March 19, 2015

One of the main benefits of a geothermal heating system, besides economic friendliness, is a relative lack of maintenance. A majority of the geothermal components are buried underground so much like a radiant underfloor heating system: What you can’t see you can’t maintain (because the parts shouldn’t go wrong). The lack of maintenance perception is a common misnomer because all heating systems need regular upkeep, especially ones that feature a conventional ductwork and air handler as the geothermal pumps do. The required maintenance shouldn’t be a deal-breaker in purchasing a system though, because the savings still produce roughly $5 of heat for every $1 of cost. Here’s just an idea of what you should do and expect to maintain those high savings ratios:

Get the System Installed Properly

Having your geothermal system professionally installed isn’t necessarily a maintenance issue, but it is an important step in limiting the work needed after the fact. The size of the unit must be correct to properly heat your home and to avoid excessive wear and tear and the correct installation method must be used for your property. Geothermal units can harness warmth from the soil by being installed either vertically into the ground, horizontally over a linear space, or with a pump near the bottom of a nearby pond. The right aspect of all these choices plus the proper running of the loop and connection to the indoor components greatly reduces maintenance requirements later on.

Filter Cleaning or Replacement

“Furnaces 101” states that the most important aspect of maintenance is making sure the filter is cleaned. This works the same way in a geothermal system as it does in a forced-air HVAC unit. The filter protects dirt and debris from entering the air coil, which turns warm air into cold and vice versa. A dirty filter and air coil combo increase the stress on the compressor and fan while also clogging the condensate drain which eventually will cause a system shutdown.

Clean Movable Indoor Parts

While many of the important aspects of the geothermal pump in drawing the warmth are installed underground outside, the components inside are just as crucial for delivering the air throughout the home. A grungy utility room can cause dirt and debris to build upon the heat exchanger, blower motor, coil, etc., so it’s important to clean these off regularly with a can of compressed air and a small vacuum.

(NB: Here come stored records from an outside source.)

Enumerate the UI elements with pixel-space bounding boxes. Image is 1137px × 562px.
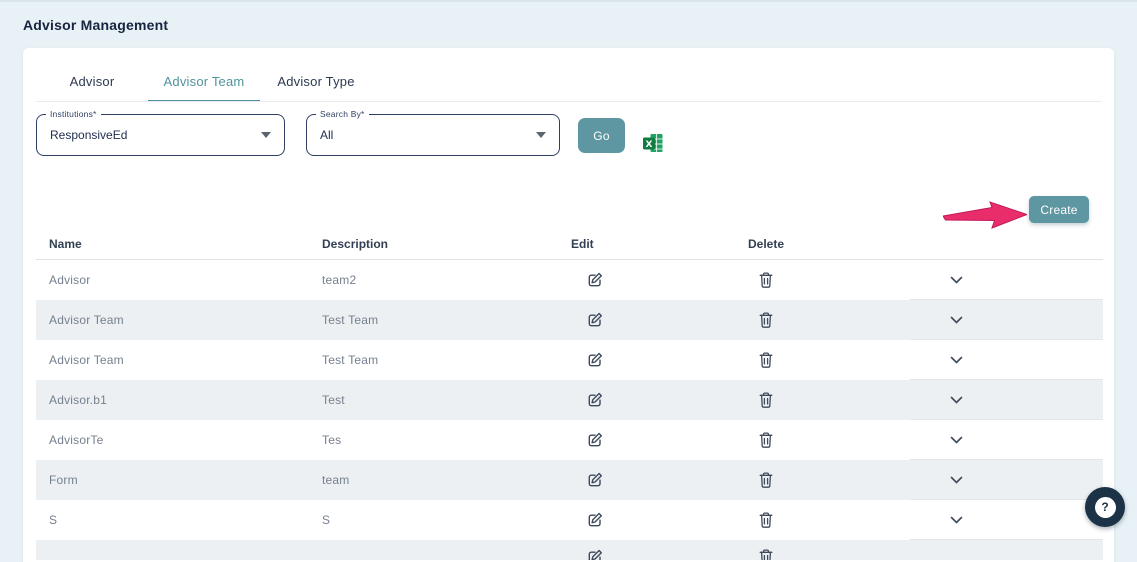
delete-button[interactable]: [758, 548, 774, 560]
header-description: Description: [309, 228, 558, 259]
chevron-down-icon: [950, 276, 963, 284]
caret-down-icon: [261, 132, 271, 138]
row-description: S: [309, 500, 558, 540]
header-name: Name: [36, 228, 309, 259]
edit-button[interactable]: [586, 511, 604, 529]
chevron-down-icon: [950, 516, 963, 524]
trash-icon: [758, 548, 774, 560]
edit-pencil-icon: [586, 548, 604, 560]
tab-advisor[interactable]: Advisor: [36, 62, 148, 101]
table-row: AdvisorTe Tes: [36, 420, 1103, 460]
edit-pencil-icon: [586, 271, 604, 289]
expand-row-button[interactable]: [950, 396, 963, 404]
svg-text:X: X: [646, 140, 653, 150]
trash-icon: [758, 391, 774, 409]
delete-button[interactable]: [758, 391, 774, 409]
top-divider: [0, 0, 1137, 2]
edit-button[interactable]: [586, 471, 604, 489]
chevron-down-icon: [950, 476, 963, 484]
edit-button[interactable]: [586, 431, 604, 449]
row-name: Advisor Team: [36, 340, 309, 380]
row-description: Tes: [309, 420, 558, 460]
expand-row-button[interactable]: [950, 516, 963, 524]
go-button[interactable]: Go: [578, 118, 625, 153]
row-name: Form: [36, 460, 309, 500]
caret-down-icon: [536, 132, 546, 138]
header-expand: [910, 228, 1103, 259]
advisor-team-table: Name Description Edit Delete Advisor tea…: [36, 228, 1103, 560]
trash-icon: [758, 271, 774, 289]
row-name: Advisor: [36, 260, 309, 300]
edit-button[interactable]: [586, 351, 604, 369]
table-header-row: Name Description Edit Delete: [36, 228, 1103, 260]
expand-row-button[interactable]: [950, 316, 963, 324]
row-name: [36, 540, 309, 560]
expand-row-button[interactable]: [950, 276, 963, 284]
annotation-arrow-icon: [943, 199, 1027, 231]
trash-icon: [758, 511, 774, 529]
header-delete: Delete: [735, 228, 910, 259]
expand-row-button[interactable]: [950, 476, 963, 484]
tab-bar: Advisor Advisor Team Advisor Type: [36, 62, 372, 101]
delete-button[interactable]: [758, 351, 774, 369]
institutions-value: ResponsiveEd: [50, 115, 127, 155]
trash-icon: [758, 471, 774, 489]
row-description: Test: [309, 380, 558, 420]
institutions-select[interactable]: Institutions* ResponsiveEd: [36, 114, 285, 156]
search-by-select[interactable]: Search By* All: [306, 114, 560, 156]
expand-row-button[interactable]: [950, 436, 963, 444]
table-row: S S: [36, 500, 1103, 540]
create-button[interactable]: Create: [1029, 196, 1089, 223]
table-row: Advisor Team Test Team: [36, 300, 1103, 340]
edit-button[interactable]: [586, 391, 604, 409]
tab-advisor-type[interactable]: Advisor Type: [260, 62, 372, 101]
tabs-divider: [36, 101, 1101, 102]
trash-icon: [758, 431, 774, 449]
row-name: Advisor Team: [36, 300, 309, 340]
table-row: Advisor Team Test Team: [36, 340, 1103, 380]
edit-pencil-icon: [586, 511, 604, 529]
row-name: AdvisorTe: [36, 420, 309, 460]
row-description: [309, 540, 558, 560]
edit-pencil-icon: [586, 351, 604, 369]
page-title: Advisor Management: [23, 17, 168, 33]
delete-button[interactable]: [758, 311, 774, 329]
table-row: Advisor.b1 Test: [36, 380, 1103, 420]
delete-button[interactable]: [758, 271, 774, 289]
row-description: team: [309, 460, 558, 500]
table-row-partial: [36, 540, 1103, 560]
table-row: Advisor team2: [36, 260, 1103, 300]
table-row: Form team: [36, 460, 1103, 500]
trash-icon: [758, 311, 774, 329]
content-card: Advisor Advisor Team Advisor Type Instit…: [23, 48, 1114, 562]
row-name: S: [36, 500, 309, 540]
row-name: Advisor.b1: [36, 380, 309, 420]
row-description: team2: [309, 260, 558, 300]
tab-advisor-team[interactable]: Advisor Team: [148, 62, 260, 101]
delete-button[interactable]: [758, 511, 774, 529]
row-description: Test Team: [309, 300, 558, 340]
excel-export-button[interactable]: X: [642, 132, 664, 154]
delete-button[interactable]: [758, 431, 774, 449]
edit-pencil-icon: [586, 471, 604, 489]
edit-button[interactable]: [586, 548, 604, 560]
edit-pencil-icon: [586, 431, 604, 449]
expand-row-button[interactable]: [950, 356, 963, 364]
chevron-down-icon: [950, 316, 963, 324]
search-by-value: All: [320, 115, 333, 155]
trash-icon: [758, 351, 774, 369]
row-description: Test Team: [309, 340, 558, 380]
help-button[interactable]: ?: [1085, 487, 1125, 527]
chevron-down-icon: [950, 356, 963, 364]
edit-pencil-icon: [586, 311, 604, 329]
delete-button[interactable]: [758, 471, 774, 489]
edit-button[interactable]: [586, 311, 604, 329]
question-mark-icon: ?: [1095, 497, 1116, 518]
chevron-down-icon: [950, 436, 963, 444]
edit-pencil-icon: [586, 391, 604, 409]
chevron-down-icon: [950, 396, 963, 404]
edit-button[interactable]: [586, 271, 604, 289]
excel-icon: X: [642, 142, 664, 157]
header-edit: Edit: [558, 228, 735, 259]
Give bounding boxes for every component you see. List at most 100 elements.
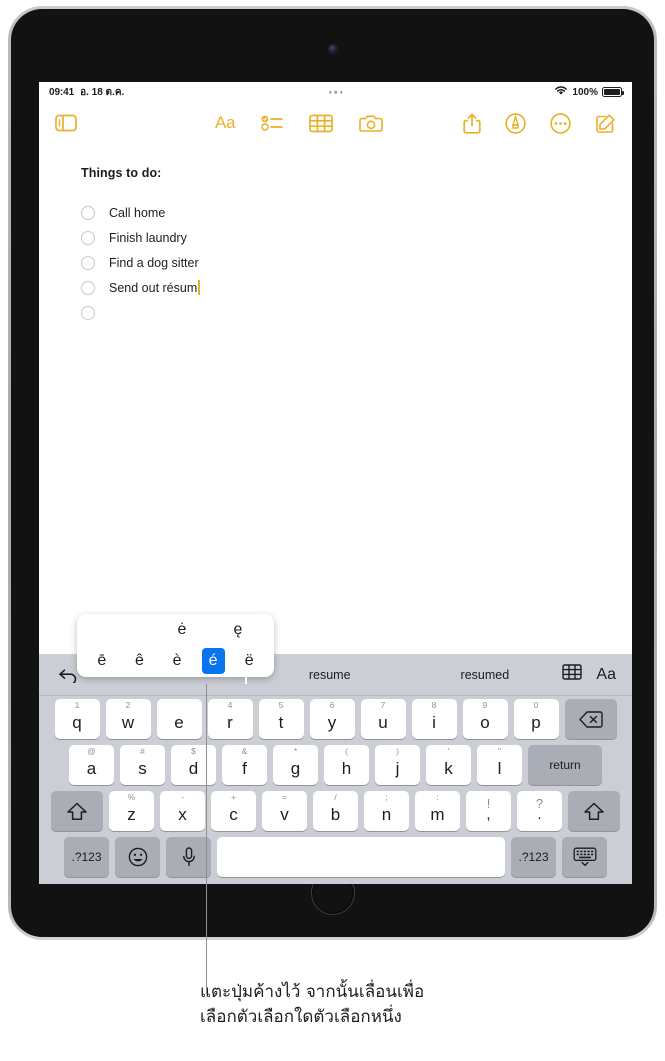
accent-option-e-acute-selected[interactable]: é [201, 647, 225, 674]
keyboard-row-4: .?123 .?123 [39, 834, 632, 880]
space-key[interactable] [217, 837, 505, 877]
key-alt-label: / [334, 792, 337, 802]
key-alt-label: + [231, 792, 236, 802]
checkbox-circle-icon[interactable] [81, 205, 95, 220]
key-r[interactable]: 4r [207, 699, 253, 739]
key-p[interactable]: 0p [513, 699, 559, 739]
status-date: อ. 18 ต.ค. [80, 86, 125, 98]
key-label: m [430, 805, 445, 824]
battery-icon [602, 87, 624, 97]
key-alt-label: 6 [329, 700, 335, 710]
wifi-icon [554, 85, 568, 99]
accent-option-e-circumflex[interactable]: ê [126, 652, 152, 669]
key-m[interactable]: :m [415, 791, 460, 831]
key-s[interactable]: # s [120, 745, 165, 785]
emoji-icon[interactable] [115, 837, 160, 877]
key-n[interactable]: ; n [364, 791, 409, 831]
accent-option-e-ogonek[interactable]: ę [225, 621, 251, 638]
checklist-item[interactable]: Call home [81, 200, 590, 225]
checklist-icon[interactable] [261, 115, 284, 131]
keyboard-row-2: @ a # s $ d & f * g (h ) j ' k " l return [39, 742, 632, 788]
accent-option-e-grave[interactable]: è [164, 652, 190, 669]
checkbox-circle-icon[interactable] [81, 280, 95, 295]
key-o[interactable]: 9o [462, 699, 508, 739]
share-icon[interactable] [463, 113, 481, 134]
key-a[interactable]: @ a [69, 745, 114, 785]
key-alt-label: ' [447, 746, 450, 756]
key-comma-exclamation[interactable]: !, [466, 791, 511, 831]
key-w[interactable]: 2w [105, 699, 151, 739]
numeric-key-left[interactable]: .?123 [64, 837, 109, 877]
key-alt-label: 8 [431, 700, 437, 710]
key-g[interactable]: * g [273, 745, 318, 785]
predictive-right-group: Aa [562, 664, 632, 685]
prediction-resume[interactable]: resume [252, 668, 407, 682]
key-j[interactable]: ) j [375, 745, 420, 785]
prediction-resumed[interactable]: resumed [407, 668, 562, 682]
accent-option-e-macron[interactable]: ē [89, 652, 115, 669]
key-z[interactable]: % z [109, 791, 154, 831]
format-aa-button[interactable]: Aa [596, 666, 616, 684]
key-c[interactable]: + c [211, 791, 256, 831]
numeric-key-right[interactable]: .?123 [511, 837, 556, 877]
instruction-caption: แตะปุ่มค้างไว้ จากนั้นเลื่อนเพื่อ เลือกต… [200, 980, 620, 1029]
table-icon[interactable] [562, 664, 583, 685]
key-q[interactable]: 1q [54, 699, 100, 739]
checklist-item-label: Finish laundry [109, 230, 187, 245]
multitask-dots-icon[interactable] [328, 90, 343, 94]
key-alt-label: @ [87, 746, 96, 756]
key-h[interactable]: (h [324, 745, 369, 785]
key-e-active[interactable]: e [156, 699, 202, 739]
key-alt-label: * [293, 746, 298, 756]
key-b[interactable]: / b [313, 791, 358, 831]
checklist-item-active[interactable]: Send out résum [81, 275, 590, 300]
microphone-icon[interactable] [166, 837, 211, 877]
accent-option-e-dot[interactable]: ė [169, 621, 195, 638]
key-label: return [549, 758, 581, 772]
key-u[interactable]: 7u [360, 699, 406, 739]
key-t[interactable]: 5t [258, 699, 304, 739]
key-alt-label: - [181, 792, 184, 802]
camera-icon[interactable] [359, 114, 384, 133]
format-aa-button[interactable]: Aa [215, 113, 236, 133]
key-i[interactable]: 8i [411, 699, 457, 739]
accent-option-e-diaeresis[interactable]: ë [236, 652, 262, 669]
caption-line-2: เลือกตัวเลือกใดตัวเลือกหนึ่ง [200, 1006, 402, 1027]
checkbox-circle-icon[interactable] [81, 255, 95, 270]
key-k[interactable]: ' k [426, 745, 471, 785]
sidebar-toggle-icon[interactable] [55, 114, 77, 132]
shift-key-right[interactable] [568, 791, 620, 831]
delete-backspace-icon[interactable] [564, 699, 617, 739]
checkbox-circle-icon[interactable] [81, 230, 95, 245]
key-alt-label: ) [396, 746, 399, 756]
key-alt-label: 7 [380, 700, 386, 710]
shift-key-left[interactable] [51, 791, 103, 831]
return-key[interactable]: return [528, 745, 602, 785]
key-label: a [86, 759, 97, 778]
checklist-item[interactable]: Finish laundry [81, 225, 590, 250]
toolbar-center-group: Aa [215, 113, 384, 133]
accent-popup-bottom-row: ē ê è é ë [77, 645, 274, 676]
table-icon[interactable] [309, 114, 334, 133]
key-label: k [444, 759, 453, 778]
dismiss-keyboard-icon[interactable] [562, 837, 607, 877]
key-x[interactable]: -x [160, 791, 205, 831]
checklist-item[interactable]: Find a dog sitter [81, 250, 590, 275]
key-d[interactable]: $ d [171, 745, 216, 785]
key-v[interactable]: = v [262, 791, 307, 831]
note-body[interactable]: Things to do: Call home Finish laundry F… [39, 144, 632, 325]
key-f[interactable]: & f [222, 745, 267, 785]
key-label: x [178, 805, 187, 824]
device-bezel: 09:41 อ. 18 ต.ค. 100% Aa Things to do: C… [11, 9, 654, 937]
more-ellipsis-icon[interactable] [550, 112, 571, 134]
checklist-item-empty[interactable] [81, 300, 590, 325]
accent-character-popup[interactable]: ė ę ē ê è é ë [77, 614, 274, 684]
markup-icon[interactable] [505, 112, 526, 134]
key-period-question[interactable]: ?. [517, 791, 562, 831]
key-l[interactable]: " l [477, 745, 522, 785]
compose-icon[interactable] [595, 113, 616, 134]
key-y[interactable]: 6y [309, 699, 355, 739]
checkbox-circle-icon[interactable] [81, 305, 95, 320]
status-time: 09:41 [49, 86, 75, 98]
key-alt-label: : [436, 792, 439, 802]
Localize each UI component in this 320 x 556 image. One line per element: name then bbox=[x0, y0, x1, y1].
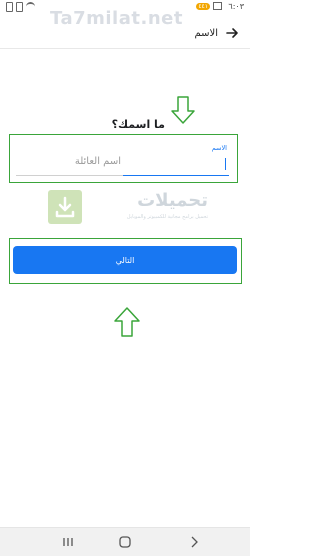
download-logo-icon bbox=[48, 190, 82, 224]
system-nav-bar bbox=[0, 527, 250, 556]
text-caret bbox=[225, 158, 226, 170]
first-name-field[interactable]: الاسم bbox=[122, 143, 229, 176]
watermark-logo-subtext: تحميل برامج مجانية للكمبيوتر والموبايل bbox=[126, 214, 208, 220]
recents-icon bbox=[63, 538, 73, 546]
gallery-icon bbox=[213, 2, 222, 10]
home-icon bbox=[119, 536, 131, 548]
home-button[interactable] bbox=[117, 534, 133, 548]
status-right-icons: ٤٤١ bbox=[196, 2, 222, 10]
first-name-label: الاسم bbox=[211, 144, 227, 152]
name-form-highlight: الاسم bbox=[9, 134, 238, 183]
status-left-icons bbox=[6, 2, 35, 12]
recents-button[interactable] bbox=[60, 534, 76, 548]
sim-icon bbox=[6, 2, 13, 12]
notification-badge: ٤٤١ bbox=[196, 2, 210, 10]
watermark-logo: تحميلات تحميل برامج مجانية للكمبيوتر وال… bbox=[48, 190, 208, 230]
sim-icon bbox=[16, 2, 23, 12]
back-button[interactable] bbox=[224, 26, 240, 42]
next-button[interactable]: التالي bbox=[13, 246, 237, 274]
next-button-highlight: التالي bbox=[9, 238, 242, 284]
name-question: ما اسمك؟ bbox=[111, 118, 165, 131]
page-title: الاسم bbox=[194, 28, 218, 39]
last-name-input[interactable] bbox=[16, 147, 123, 175]
arrow-right-icon bbox=[226, 28, 238, 38]
back-chevron-icon bbox=[191, 536, 198, 548]
watermark-logo-text: تحميلات bbox=[137, 190, 208, 211]
status-clock: ٦:٠٣ bbox=[228, 2, 244, 11]
wifi-icon bbox=[26, 2, 35, 11]
app-bar-divider bbox=[0, 48, 250, 49]
last-name-field[interactable] bbox=[16, 147, 123, 176]
annotation-arrow-up-icon bbox=[114, 307, 140, 337]
nav-back-button[interactable] bbox=[186, 534, 202, 548]
annotation-arrow-down-icon bbox=[171, 96, 195, 124]
app-bar: الاسم bbox=[0, 22, 250, 48]
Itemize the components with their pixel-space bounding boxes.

Maintain Antifreeze Levels

The solution that runs through the loops underground to gather warmth is made of a water base mixed with antifreeze. Just like in a car vehicle, these antifreeze levels must be kept at a proper reading depending on the season to ensure either warmth or coolness is delivered inside the home. Generally, this is a job that will require a service visit.

Pipe Inspection

While the underground loops hardly ever require maintenance, sometimes animals or tree roots have other ideas. Another maintenance area a service tech can test with special equipment is pressure or thermal test to determine whether the pipes are leaking or have become damaged. Although the damage is rare, it is a possibility if you find your system seems to be failing. Most warranties cover these damages and the repairs in full.

Duct Inspection

If you find that the indoor blower motor seems to be running overtime or rooms aren’t warming to an appropriate temperature, there could be a problem with not so much the geothermal system, but the ductwork delivering the air. Part of the regular maintenance involves inspecting these ducts to make sure they don’t have leaks or damage as well as cleaning them to ensure higher quality air delivery. Homeowners with pets should be aware that the ducts can get clogged with animal hair. Oftentimes, the vents themselves are clogged from the inside.

All too many manufacturers sell their geothermal systems as being ‘maintenance-free,’ and while it’s true that you could leave a system untouched for years, the end result is going to be a shorter unit lifespan as well as a constant delivery of impure air to go along with higher-than-necessary bills. Geothermal maintenance benefits you, whether it’s changing the filter and cleaning components to breathe healthier air, or paying a service technician to inspect the parts to make sure they’re running optimally.

Either way, there’s an important life lesson to be learned – nothing is ‘maintenance free.’